With multiple pages, esbuild's code splitting extracts the Pulse runtime into a shared chunk because every page imports it. The browser downloads it once and caches it — subsequent page navigations only fetch the small per-page boot file.

What you see in the network tab across navigations:

  • First page visitruntime-[hash].js (~3.1 kB) + home.boot-[hash].js (~0.35 kB)
  • Navigate to another pagecontact.boot-[hash].js (~0.47 kB) only. Runtime already cached.
  • Return visit — nothing. Both files served from cache with immutable headers.
The runtime hash only changes when the Pulse runtime itself is updated — not when your app changes. Deploying new pages or mutations does not bust the runtime cache for returning visitors.

Security headers

Every response — including 404 and 500 errors — carries a full set of security headers automatically. There is no configuration step and no way to accidentally omit them:

HeaderValue
X-Content-Type-Optionsnosniff
X-Frame-OptionsDENY
Referrer-Policystrict-origin-when-cross-origin
Permissions-Policycamera=(), microphone=(), geolocation=()
Cross-Origin-Opener-Policysame-origin
Cross-Origin-Resource-Policysame-origin

These headers are applied automatically — no configuration needed.

Browser support

Pulse ships modern JavaScript and CSS without transpilation or polyfills. The effective minimum is set by two features:

ConstraintChromeFirefoxSafariEdgeSince
?. optional chaining (JS)807413.180Feb – Mar 2020
gap on flexbox (CSS)846314.184Aug 2020 – Apr 2021

In practice, Safari 14.1 (April 2021) is the combined floor — browsers released after that date support everything Pulse uses. This covers roughly 95%+ of global traffic.

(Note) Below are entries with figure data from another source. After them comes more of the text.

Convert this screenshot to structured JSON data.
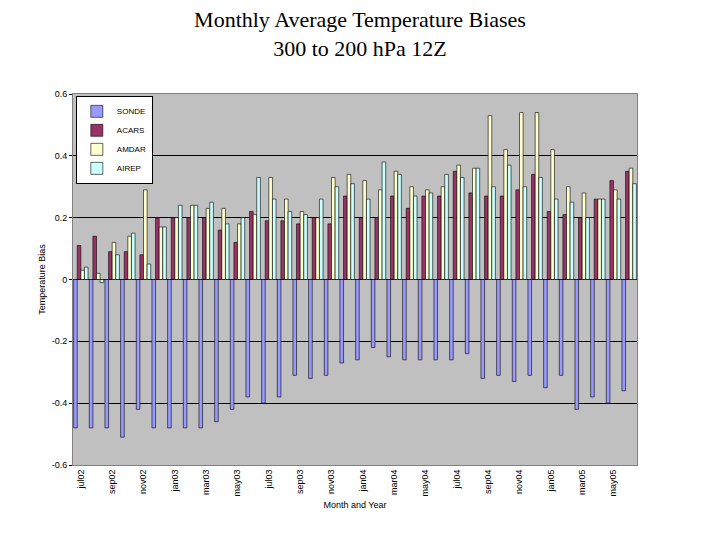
{
  "chart_data": {
    "type": "bar",
    "title": "Monthly Average Temperature Biases",
    "subtitle": "300 to 200 hPa 12Z",
    "x_label": "Month and Year",
    "y_label": "Temperature Bias",
    "categories": [
      "jul02",
      null,
      "sep02",
      null,
      "nov02",
      null,
      "jan03",
      null,
      "mar03",
      null,
      "may03",
      null,
      "jul03",
      null,
      "sep03",
      null,
      "nov03",
      null,
      "jan04",
      null,
      "mar04",
      null,
      "may04",
      null,
      "jul04",
      null,
      "sep04",
      null,
      "nov04",
      null,
      "jan05",
      null,
      "mar05",
      null,
      "may05",
      null
    ],
    "series": [
      {
        "name": "SONDE",
        "color": "#9999ff",
        "values": [
          -0.48,
          -0.48,
          -0.48,
          -0.51,
          -0.42,
          -0.48,
          -0.48,
          -0.48,
          -0.48,
          -0.46,
          -0.42,
          -0.38,
          -0.4,
          -0.38,
          -0.31,
          -0.32,
          -0.31,
          -0.27,
          -0.26,
          -0.22,
          -0.25,
          -0.26,
          -0.26,
          -0.26,
          -0.26,
          -0.24,
          -0.32,
          -0.31,
          -0.33,
          -0.31,
          -0.35,
          -0.31,
          -0.42,
          -0.38,
          -0.4,
          -0.36
        ]
      },
      {
        "name": "ACARS",
        "color": "#993366",
        "values": [
          0.11,
          0.14,
          0.09,
          0.09,
          0.08,
          0.2,
          0.2,
          0.2,
          0.2,
          0.16,
          0.12,
          0.22,
          0.19,
          0.19,
          0.18,
          0.2,
          0.18,
          0.27,
          0.2,
          0.2,
          0.27,
          0.23,
          0.27,
          0.27,
          0.35,
          0.28,
          0.27,
          0.27,
          0.29,
          0.34,
          0.22,
          0.21,
          0.2,
          0.26,
          0.32,
          0.35
        ]
      },
      {
        "name": "AMDAR",
        "color": "#ffffcc",
        "values": [
          0.03,
          0.02,
          0.12,
          0.14,
          0.29,
          0.17,
          0.2,
          0.24,
          0.23,
          0.23,
          0.18,
          0.21,
          0.33,
          0.26,
          0.22,
          0.2,
          0.33,
          0.34,
          0.32,
          0.29,
          0.35,
          0.3,
          0.29,
          0.3,
          0.37,
          0.36,
          0.53,
          0.42,
          0.54,
          0.54,
          0.42,
          0.3,
          0.28,
          0.26,
          0.29,
          0.36
        ]
      },
      {
        "name": "AIREP",
        "color": "#ccffff",
        "values": [
          0.04,
          -0.01,
          0.08,
          0.15,
          0.05,
          0.17,
          0.24,
          0.24,
          0.25,
          0.18,
          0.2,
          0.33,
          0.26,
          0.22,
          0.21,
          0.26,
          0.3,
          0.31,
          0.26,
          0.38,
          0.34,
          0.27,
          0.28,
          0.34,
          0.33,
          0.36,
          0.3,
          0.37,
          0.3,
          0.33,
          0.26,
          0.25,
          0.2,
          0.26,
          0.26,
          0.31
        ]
      }
    ],
    "ylim": [
      -0.6,
      0.6
    ],
    "yticks": [
      -0.6,
      -0.4,
      -0.2,
      0,
      0.2,
      0.4,
      0.6
    ],
    "grid": true,
    "legend": "upper left"
  }
}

No explicit target is set in the esbuild config, so syntax ships as written. If you need to support older browsers, set target in scripts/build.js and esbuild will downcompile optional chaining and other modern syntax automatically.

Preventing layout shift (CLS)

Pulse targets 0.00 CLS. Layout shift is caused by elements that change size or position after the initial paint. These rules prevent it:

  • Always set width and height on images (use the img() helper)
  • Never inject content above existing content after page load
  • Use aspect-ratio CSS for embeds (videos, iframes)
  • Avoid loading web fonts that cause FOUT — use font-display: swap or system fonts

Optimising LCP

LCP (Largest Contentful Paint) is typically your hero image or largest heading. Tips:

  • Use priority: true on the LCP image — sets fetchpriority="high" and loading="eager"
  • Avoid blocking server fetches — use stream so the shell renders without waiting for data
  • Keep your hero HTML inline (SSR) — never rely on client JS to render the LCP element
  • Use modern image formats (AVIF, WebP) via the picture() helper
Never render your LCP element (hero image, main heading) client-side. If it requires a client JS import or a dynamic import, it will not paint until JS executes — pushing LCP from <100ms to >500ms.